Creating A Super Timeline

Basically a huge CSV file containing a list of files ordered by time. Where applicable, it also lists entries for created/modified/accessed times for each of those files. It makes it easier to pinpoint what files were changed in a given time period. There's a nice demo presentation by Rob Lee for SANS 508 from 2009 on the SANS 508 course web page (you need to login to view it). The steps are also documented in the "SIFT Cheat Sheet" PDF (p. 19 "Creating Super Timelines" section).
Warning: It took my VM over 1 hour 20 minutes (mostly to do the initial "timescanner" command) for a 3 GB image. Loading the resultant 24 MB CSV (using SIFT's OpenOffice) took a while too.

Decoding Email Attachments

Say you run "readpst" and then come across an email with an attachment encoded in base64. To obtain a copy of the file attachment, open the original email containing the attachment using a GUI Text Editor (eg gedit). When there's an attachment in an email, it will be delineated by a boundary marker (something like "----boundary-LibPST-iamunique-1649760492_-_-"). Then there will be a bunch of other fields with the last one being the "filename=abc.doc" field (for example). We then copy-and-paste all those characters after the filename into a seperate new file and then save it temporarily (eg "tempabc").
Now we have to decode the temporary ("tempabc") attachment from base64, strip out any garbage characters and store the result in a file with the email's attachment original filename (eg "abc.doc").
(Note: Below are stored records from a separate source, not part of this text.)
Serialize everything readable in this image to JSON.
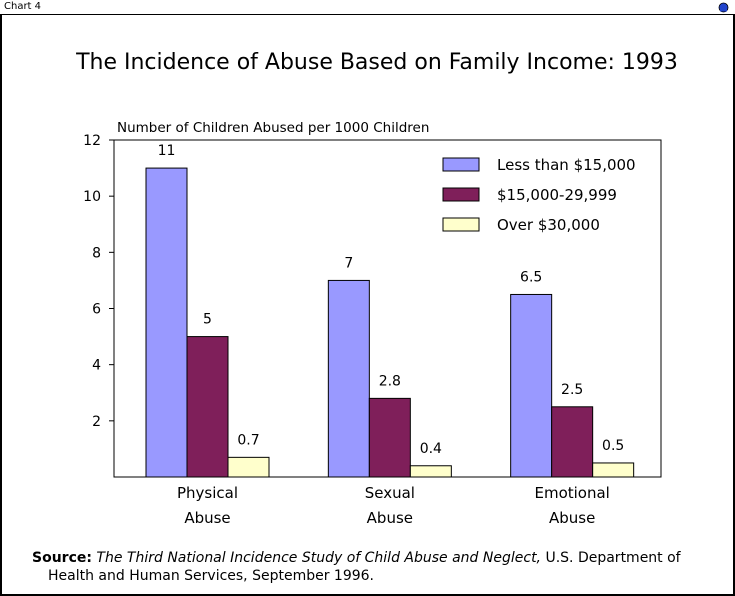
{
  "window": {
    "title": "Chart 4",
    "close_icon": "close-icon"
  },
  "chart_data": {
    "type": "bar",
    "title": "The Incidence of Abuse Based on Family Income: 1993",
    "ylabel": "Number of Children Abused per 1000 Children",
    "xlabel": "",
    "categories": [
      "Physical Abuse",
      "Sexual Abuse",
      "Emotional Abuse"
    ],
    "category_lines": [
      [
        "Physical",
        "Abuse"
      ],
      [
        "Sexual",
        "Abuse"
      ],
      [
        "Emotional",
        "Abuse"
      ]
    ],
    "series": [
      {
        "name": "Less than $15,000",
        "color": "#9999ff",
        "values": [
          11,
          7,
          6.5
        ],
        "labels": [
          "11",
          "7",
          "6.5"
        ]
      },
      {
        "name": "$15,000-29,999",
        "color": "#7f1f5a",
        "values": [
          5,
          2.8,
          2.5
        ],
        "labels": [
          "5",
          "2.8",
          "2.5"
        ]
      },
      {
        "name": "Over $30,000",
        "color": "#ffffcc",
        "values": [
          0.7,
          0.4,
          0.5
        ],
        "labels": [
          "0.7",
          "0.4",
          "0.5"
        ]
      }
    ],
    "ylim": [
      0,
      12
    ],
    "yticks": [
      2,
      4,
      6,
      8,
      10,
      12
    ],
    "grid": false,
    "legend_position": "top-right"
  },
  "source": {
    "label": "Source:",
    "title": "The Third National Incidence Study of Child Abuse and Neglect,",
    "rest_line1": " U.S. Department of",
    "rest_line2": "Health and Human Services, September 1996."
  }
}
One handy command for this is: "base64 -di tempabc > abc.doc"
A subsequent "md5sum abc.doc" can then be used to compare it with another source so we can show that the email attachment matches/does not match another file.

There are heaps more SIFT tools but due to time/sanity constraints I think I'll stop here ... If you have a favourite SIFT tool, please be sure to share it in the comments section.
I have heard some good things about the meld tool for comparing differences between files - has anyone else used it?